Indeed, the majority refuses to limit the potential jurisdiction of the Guam courts to non-federal matters transferred from the district court’s original jurisdiction. Their rationale would thus allow the legislature to give the local courts concurrent jurisdiction of federal questions as well. Such cases could not be removed to the federal district court, since the local courts of Guam are not state courts. 28 U.S.C. § 1441; cf. id. § 1451 (defining District of Columbia Superior Court as a “state court” for removal purposes); 48 U.S.C. § 864 (authorizing removal from courts of Puerto Rico as if they were state courts). And, as noted, no appeal is possible from the Supreme Court of Guam.

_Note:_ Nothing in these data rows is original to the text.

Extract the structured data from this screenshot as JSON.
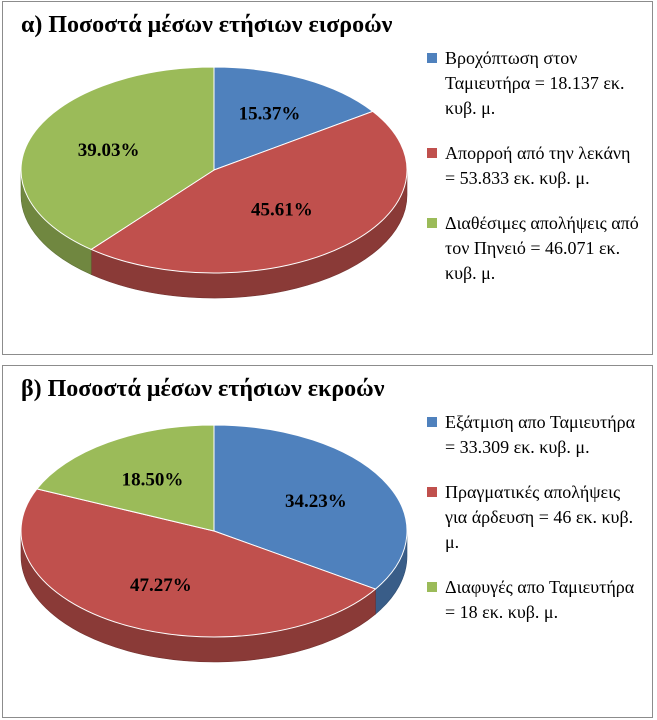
{
  "colors": {
    "blue": "#4f81bd",
    "red": "#c0504d",
    "green": "#9bbb59"
  },
  "chart_data": [
    {
      "type": "pie",
      "title": "α) Ποσοστά μέσων ετήσιων εισροών",
      "legend_position": "right",
      "categories": [
        "Βροχόπτωση στον Ταμιευτήρα = 18.137 εκ. κυβ. μ.",
        "Απορροή από την λεκάνη = 53.833 εκ. κυβ. μ.",
        "Διαθέσιμες απολήψεις από τον Πηνειό = 46.071 εκ. κυβ. μ."
      ],
      "values": [
        15.37,
        45.61,
        39.03
      ],
      "data_labels": [
        "15.37%",
        "45.61%",
        "39.03%"
      ],
      "colors": [
        "#4f81bd",
        "#c0504d",
        "#9bbb59"
      ]
    },
    {
      "type": "pie",
      "title": "β) Ποσοστά μέσων ετήσιων εκροών",
      "legend_position": "right",
      "categories": [
        "Εξάτμιση απο Ταμιευτήρα = 33.309 εκ. κυβ. μ.",
        "Πραγματικές απολήψεις για άρδευση = 46 εκ. κυβ. μ.",
        "Διαφυγές απο Ταμιευτήρα = 18 εκ. κυβ. μ."
      ],
      "values": [
        34.23,
        47.27,
        18.5
      ],
      "data_labels": [
        "34.23%",
        "47.27%",
        "18.50%"
      ],
      "colors": [
        "#4f81bd",
        "#c0504d",
        "#9bbb59"
      ]
    }
  ]
}
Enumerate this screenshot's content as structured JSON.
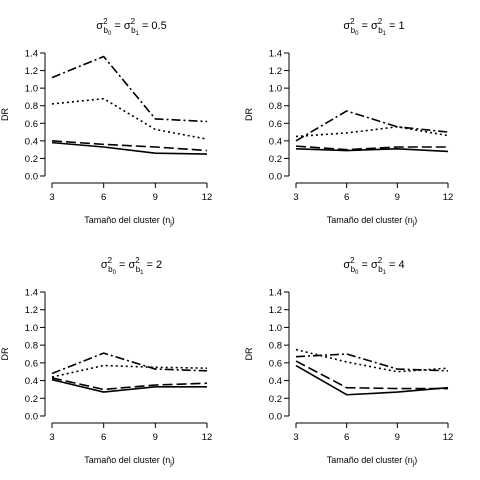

.The Interior Department’s first proposal for the Guam Organic Act would have authorized both a supreme court and inferior courts in the Territory. The decisions of the supreme court would have been reviewable by the federal district court in Hawaii. See H.Rep.No.1677, 81st Cong., 2d Sess., 2 U.S.Code Cong.Serv. 2840, 2847 (1950). H.R. 7273, 81st Cong., 2d Sess. (1950), would have provided Ninth Circuit review of decisions by the Supreme Court of Guam, and the Northern District of California would have been extended to include Guam. See also S. 1892, 81st Cong., 2d Sess. (companion bill). See generally 96 Cong.Rec. 7576-77, 11078-82 (1950). An earlier bill set up a District Court of Guam and provided only for additional courts of inferior jurisdiction. S.185, 81st Cong., 2d Sess. (1950).

. See 2 U.S.Code Cong.Serv. 2840, 2843 (1950).

. The text of these amendments was suggested to the Senate Committee by Judge Albert B. Maris, who acted as judicial advisor to the Territory of Guam. See id. at 2852-53.

. See Letter of Judge Maris, id. at 2852 (analogizing judicial system for Guam to that adopted for Virgin Islands); Letter of J. A. Krug, Secretary of the Interior, id. at 2846 (original proposal for Organic Act modeled upon those of the other territories).